Periodic Reporting for period 1 - DeepCell (Learning and modeling the molecular response of single cells to drug perturbations)
Berichtszeitraum: 2023-01-01 bis 2025-06-30
Building on a pilot study that successfully predicted gene expression changes in response to stimuli, DeepCell extends this approach by developing a multi-condition, multi-modal deep-learning framework for both normal and spatially resolved genomic data. Unlike classical small-scale systems biology models, the DeepCell model introduces greater flexibility, enabling the interrogation of complex drug interactions and the characterization of gene regulatory landscapes through deep network interpretation.

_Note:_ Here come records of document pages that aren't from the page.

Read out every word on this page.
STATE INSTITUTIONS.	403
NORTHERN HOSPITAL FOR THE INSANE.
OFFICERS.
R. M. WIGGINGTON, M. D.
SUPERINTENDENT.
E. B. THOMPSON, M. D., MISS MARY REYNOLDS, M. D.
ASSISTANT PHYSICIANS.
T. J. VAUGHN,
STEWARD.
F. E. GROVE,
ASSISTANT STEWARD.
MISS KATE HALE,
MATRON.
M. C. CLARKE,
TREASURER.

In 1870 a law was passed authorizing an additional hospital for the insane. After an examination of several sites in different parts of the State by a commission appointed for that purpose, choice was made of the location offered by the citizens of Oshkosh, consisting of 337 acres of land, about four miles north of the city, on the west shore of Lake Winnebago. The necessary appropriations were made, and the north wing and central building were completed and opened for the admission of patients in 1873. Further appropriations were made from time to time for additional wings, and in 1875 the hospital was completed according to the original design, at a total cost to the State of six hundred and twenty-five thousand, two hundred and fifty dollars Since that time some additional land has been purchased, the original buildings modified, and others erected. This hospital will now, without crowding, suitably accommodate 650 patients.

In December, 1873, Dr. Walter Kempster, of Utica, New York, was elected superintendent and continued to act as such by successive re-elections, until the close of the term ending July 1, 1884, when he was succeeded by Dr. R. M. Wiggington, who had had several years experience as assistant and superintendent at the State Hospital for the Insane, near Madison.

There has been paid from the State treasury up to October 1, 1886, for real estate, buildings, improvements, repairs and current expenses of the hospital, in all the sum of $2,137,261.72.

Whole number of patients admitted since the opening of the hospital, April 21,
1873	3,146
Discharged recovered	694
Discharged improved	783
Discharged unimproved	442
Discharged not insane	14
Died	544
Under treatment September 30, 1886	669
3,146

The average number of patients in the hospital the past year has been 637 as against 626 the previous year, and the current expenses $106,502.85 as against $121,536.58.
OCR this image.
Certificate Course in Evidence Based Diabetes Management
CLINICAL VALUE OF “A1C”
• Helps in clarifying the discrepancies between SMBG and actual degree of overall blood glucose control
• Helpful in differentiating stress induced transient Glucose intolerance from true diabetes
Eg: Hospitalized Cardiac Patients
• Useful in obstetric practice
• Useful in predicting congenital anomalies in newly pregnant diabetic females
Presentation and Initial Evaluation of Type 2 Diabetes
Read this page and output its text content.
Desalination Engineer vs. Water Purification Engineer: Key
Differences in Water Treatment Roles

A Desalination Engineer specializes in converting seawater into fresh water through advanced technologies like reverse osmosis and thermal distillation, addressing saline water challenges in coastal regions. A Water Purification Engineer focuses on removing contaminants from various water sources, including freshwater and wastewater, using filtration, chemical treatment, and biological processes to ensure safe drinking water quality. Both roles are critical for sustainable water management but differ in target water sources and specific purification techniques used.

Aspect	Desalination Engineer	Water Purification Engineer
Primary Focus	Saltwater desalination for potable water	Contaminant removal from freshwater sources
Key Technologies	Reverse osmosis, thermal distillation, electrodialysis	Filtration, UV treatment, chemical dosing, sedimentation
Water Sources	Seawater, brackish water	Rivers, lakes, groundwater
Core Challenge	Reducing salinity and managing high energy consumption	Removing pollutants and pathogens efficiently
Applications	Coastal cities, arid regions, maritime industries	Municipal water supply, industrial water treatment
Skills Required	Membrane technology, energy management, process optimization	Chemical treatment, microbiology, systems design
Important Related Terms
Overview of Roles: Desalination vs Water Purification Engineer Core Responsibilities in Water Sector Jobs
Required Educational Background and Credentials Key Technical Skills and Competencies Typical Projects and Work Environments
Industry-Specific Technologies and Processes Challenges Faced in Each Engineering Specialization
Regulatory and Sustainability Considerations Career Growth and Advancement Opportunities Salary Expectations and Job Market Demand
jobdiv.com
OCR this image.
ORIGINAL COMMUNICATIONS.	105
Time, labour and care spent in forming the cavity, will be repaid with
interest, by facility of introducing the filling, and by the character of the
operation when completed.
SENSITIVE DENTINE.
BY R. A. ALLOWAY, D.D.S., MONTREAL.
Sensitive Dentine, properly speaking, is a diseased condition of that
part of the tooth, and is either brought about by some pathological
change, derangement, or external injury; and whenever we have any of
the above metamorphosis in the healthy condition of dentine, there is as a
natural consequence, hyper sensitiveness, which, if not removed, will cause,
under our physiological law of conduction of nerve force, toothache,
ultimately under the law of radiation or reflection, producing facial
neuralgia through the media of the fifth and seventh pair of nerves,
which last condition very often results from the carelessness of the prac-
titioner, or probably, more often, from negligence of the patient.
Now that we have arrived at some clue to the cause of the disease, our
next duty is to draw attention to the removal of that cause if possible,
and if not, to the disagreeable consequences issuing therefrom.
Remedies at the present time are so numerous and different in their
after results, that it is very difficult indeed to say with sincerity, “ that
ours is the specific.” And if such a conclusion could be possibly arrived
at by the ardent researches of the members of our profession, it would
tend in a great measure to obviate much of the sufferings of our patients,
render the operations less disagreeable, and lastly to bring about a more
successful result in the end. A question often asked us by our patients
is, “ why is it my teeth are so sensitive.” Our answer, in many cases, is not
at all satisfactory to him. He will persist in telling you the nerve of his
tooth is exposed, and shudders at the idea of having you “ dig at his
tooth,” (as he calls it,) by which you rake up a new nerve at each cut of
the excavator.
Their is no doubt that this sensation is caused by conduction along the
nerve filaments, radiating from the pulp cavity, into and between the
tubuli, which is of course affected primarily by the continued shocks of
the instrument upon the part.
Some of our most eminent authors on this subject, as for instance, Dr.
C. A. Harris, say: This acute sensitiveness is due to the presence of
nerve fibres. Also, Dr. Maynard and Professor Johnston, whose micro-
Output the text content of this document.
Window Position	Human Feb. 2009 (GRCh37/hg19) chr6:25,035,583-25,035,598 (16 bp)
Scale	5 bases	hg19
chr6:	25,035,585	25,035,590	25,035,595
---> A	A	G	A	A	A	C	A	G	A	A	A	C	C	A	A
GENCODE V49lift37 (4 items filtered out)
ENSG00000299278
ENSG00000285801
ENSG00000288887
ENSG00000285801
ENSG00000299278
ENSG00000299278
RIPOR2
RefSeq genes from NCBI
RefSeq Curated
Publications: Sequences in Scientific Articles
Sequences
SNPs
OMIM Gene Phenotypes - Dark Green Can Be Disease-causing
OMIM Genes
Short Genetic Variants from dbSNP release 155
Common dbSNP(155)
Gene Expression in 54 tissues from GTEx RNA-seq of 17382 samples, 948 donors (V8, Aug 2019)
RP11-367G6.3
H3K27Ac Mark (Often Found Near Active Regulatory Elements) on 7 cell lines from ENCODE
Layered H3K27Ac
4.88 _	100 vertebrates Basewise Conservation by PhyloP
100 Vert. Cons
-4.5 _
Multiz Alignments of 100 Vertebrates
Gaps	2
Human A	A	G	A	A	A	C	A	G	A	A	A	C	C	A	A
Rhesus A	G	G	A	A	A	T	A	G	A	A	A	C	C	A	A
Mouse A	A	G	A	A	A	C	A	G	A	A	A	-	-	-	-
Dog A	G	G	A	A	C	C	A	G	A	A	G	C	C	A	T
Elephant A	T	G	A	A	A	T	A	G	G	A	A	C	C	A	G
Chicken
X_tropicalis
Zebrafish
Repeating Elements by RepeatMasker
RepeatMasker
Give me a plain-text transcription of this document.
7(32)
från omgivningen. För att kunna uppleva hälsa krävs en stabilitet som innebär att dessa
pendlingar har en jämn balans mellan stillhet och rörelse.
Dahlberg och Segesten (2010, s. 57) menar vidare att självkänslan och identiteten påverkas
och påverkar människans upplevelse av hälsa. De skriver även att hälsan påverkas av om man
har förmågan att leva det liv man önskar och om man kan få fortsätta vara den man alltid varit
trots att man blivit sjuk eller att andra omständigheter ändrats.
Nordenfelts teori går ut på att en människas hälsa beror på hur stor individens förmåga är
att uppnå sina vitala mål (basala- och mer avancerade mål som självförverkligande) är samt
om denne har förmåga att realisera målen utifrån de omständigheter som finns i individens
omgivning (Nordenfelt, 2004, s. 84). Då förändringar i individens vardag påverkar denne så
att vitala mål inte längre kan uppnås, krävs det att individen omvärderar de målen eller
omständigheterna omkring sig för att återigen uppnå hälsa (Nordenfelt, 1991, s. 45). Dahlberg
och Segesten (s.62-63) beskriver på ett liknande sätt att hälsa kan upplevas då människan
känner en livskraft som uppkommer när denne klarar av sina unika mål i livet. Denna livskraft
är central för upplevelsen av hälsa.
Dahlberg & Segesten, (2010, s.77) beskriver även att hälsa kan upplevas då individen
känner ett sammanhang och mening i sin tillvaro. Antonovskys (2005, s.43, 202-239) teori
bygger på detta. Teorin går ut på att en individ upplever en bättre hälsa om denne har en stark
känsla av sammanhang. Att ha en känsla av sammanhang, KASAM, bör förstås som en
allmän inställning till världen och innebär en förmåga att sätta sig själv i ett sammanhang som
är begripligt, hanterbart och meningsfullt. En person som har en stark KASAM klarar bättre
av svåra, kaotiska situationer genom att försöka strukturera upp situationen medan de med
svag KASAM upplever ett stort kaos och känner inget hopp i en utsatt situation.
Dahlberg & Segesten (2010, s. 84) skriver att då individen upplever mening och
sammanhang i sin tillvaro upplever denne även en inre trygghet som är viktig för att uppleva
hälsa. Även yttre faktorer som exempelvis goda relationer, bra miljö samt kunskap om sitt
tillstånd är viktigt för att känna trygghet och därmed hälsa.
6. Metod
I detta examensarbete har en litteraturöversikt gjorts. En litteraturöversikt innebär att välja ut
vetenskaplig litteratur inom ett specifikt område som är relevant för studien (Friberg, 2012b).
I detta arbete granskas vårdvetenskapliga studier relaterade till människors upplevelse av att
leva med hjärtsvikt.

DeepCell provides a unique opportunity to leverage cell-based drug screens for fundamental questions in gene regulation and treatment outcome prediction. As a proof of concept, the project focuses on identifying key regulators of enteroendocrine lineage selection in the intestine. To achieve this, we have designed a 500-compound single-cell organoid RNA-seq screen, incorporating compounds from a spatial imaging screen of 200,000 intestinal organoids. These data will be modeled using DeepCell to predict optimal treatment strategies for obese mice, laying the groundwork for future in silico drug screening. This approach has the potential to accelerate drug discovery and transform clinical decision-making by enabling rapid computational predictions of drug effects.
To formalize the challenge of predicting transcriptomic responses to small molecules, DeepCell introduces a comprehensive benchmark that provides a standardized framework—including data, models, and evaluation metrics—to systematically assess machine learning methods for drug response prediction. This benchmark is based on a high-quality single-cell dataset profiling 146 chemical compounds in peripheral blood mononuclear cells (PBMCs) from three donors, capturing transcriptomic signatures before and after drug exposure. In an open competition with over 1,300 participants, cutting-edge machine learning models—including neural networks and transformer-based approaches—demonstrated the ability to accurately predict drug-induced gene expression changes in unseen conditions.
To complement these efforts, we developed Moscot, a scalable framework for mapping cellular states using optimal transport (OT). Given the destructive nature of single-cell sequencing and the limitations of capturing multiple modalities simultaneously, aligning distributions of cells efficiently is crucial. Moscot enables us to track hundreds of thousands of single cells across multiple time points in developing mouse models, leading to the discovery of the first epsilon-cell specific transcription factor in pancreatic development. Additionally, we applied moscot to align slices of spatial transcriptomics, an essential step for constructing a comprehensive tissue-level view by integrating gene expression, surface proteins, and chromatin accessibility. Furthermore, we introduced a novel method for spatiotemporal trajectory inference, allowing for the mapping of spatial transcriptomic data over time. These advancements open up new possibilities for modeling cellular state transitions, enhancing our ability to predict cell fate decisions and optimize therapeutic interventions.
By addressing the critical need for predictive modeling in single-cell genomics, DeepCell is set to transform drug discovery and precision medicine. The project’s innovative machine learning approaches, combined with high-throughput experimental validation, will accelerate the identification of effective drug treatments and provide a computational foundation for simulating complex biological processes. Through its integration of machine learning, multi-omics data, and large-scale perturbation screens, DeepCell establishes a scalable and interpretable framework that advances both fundamental biology and clinical applications.
2. We introduced CellRank 2, a scalable framework that analyzes multiview single-cell data to predict cellular fates and trajectories. It effectively identifies terminal states and fate probabilities, integrates data across time points, and estimates transcription and degradation rates, enhancing understanding of cellular dynamics in development. This work was published in Nature Methods (https://doi.org/10.1038/s41592-024-02303-9(öffnet in neuem Fenster)).
3. We developed an open-source Python framework for analyzing heterogeneous electronic health records (EHRs). It streamlines data extraction, quality control, and statistical analysis, supporting advanced applications like patient stratification and survival analysis, This work is published in Nature Medicine (https://doi.org/10.1038/s41591-024-03214-0(öffnet in neuem Fenster)).
4. We introduced scPoli, an open-world learner that integrates single-cell atlases by learning representations to handle heterogeneous data. It supports data integration, label transfer, and reference mapping, effectively managing sample variations and enhancing atlas utility for biological insights. This work is published in Nature Methods (https://doi.org/10.1038/s41592-023-02035-2(öffnet in neuem Fenster)).
5. We developed an experimental pipeline that uses combinatorial indexing and automation technology for massively parallelized scRNA-seq profiling of post-perturbation organoids.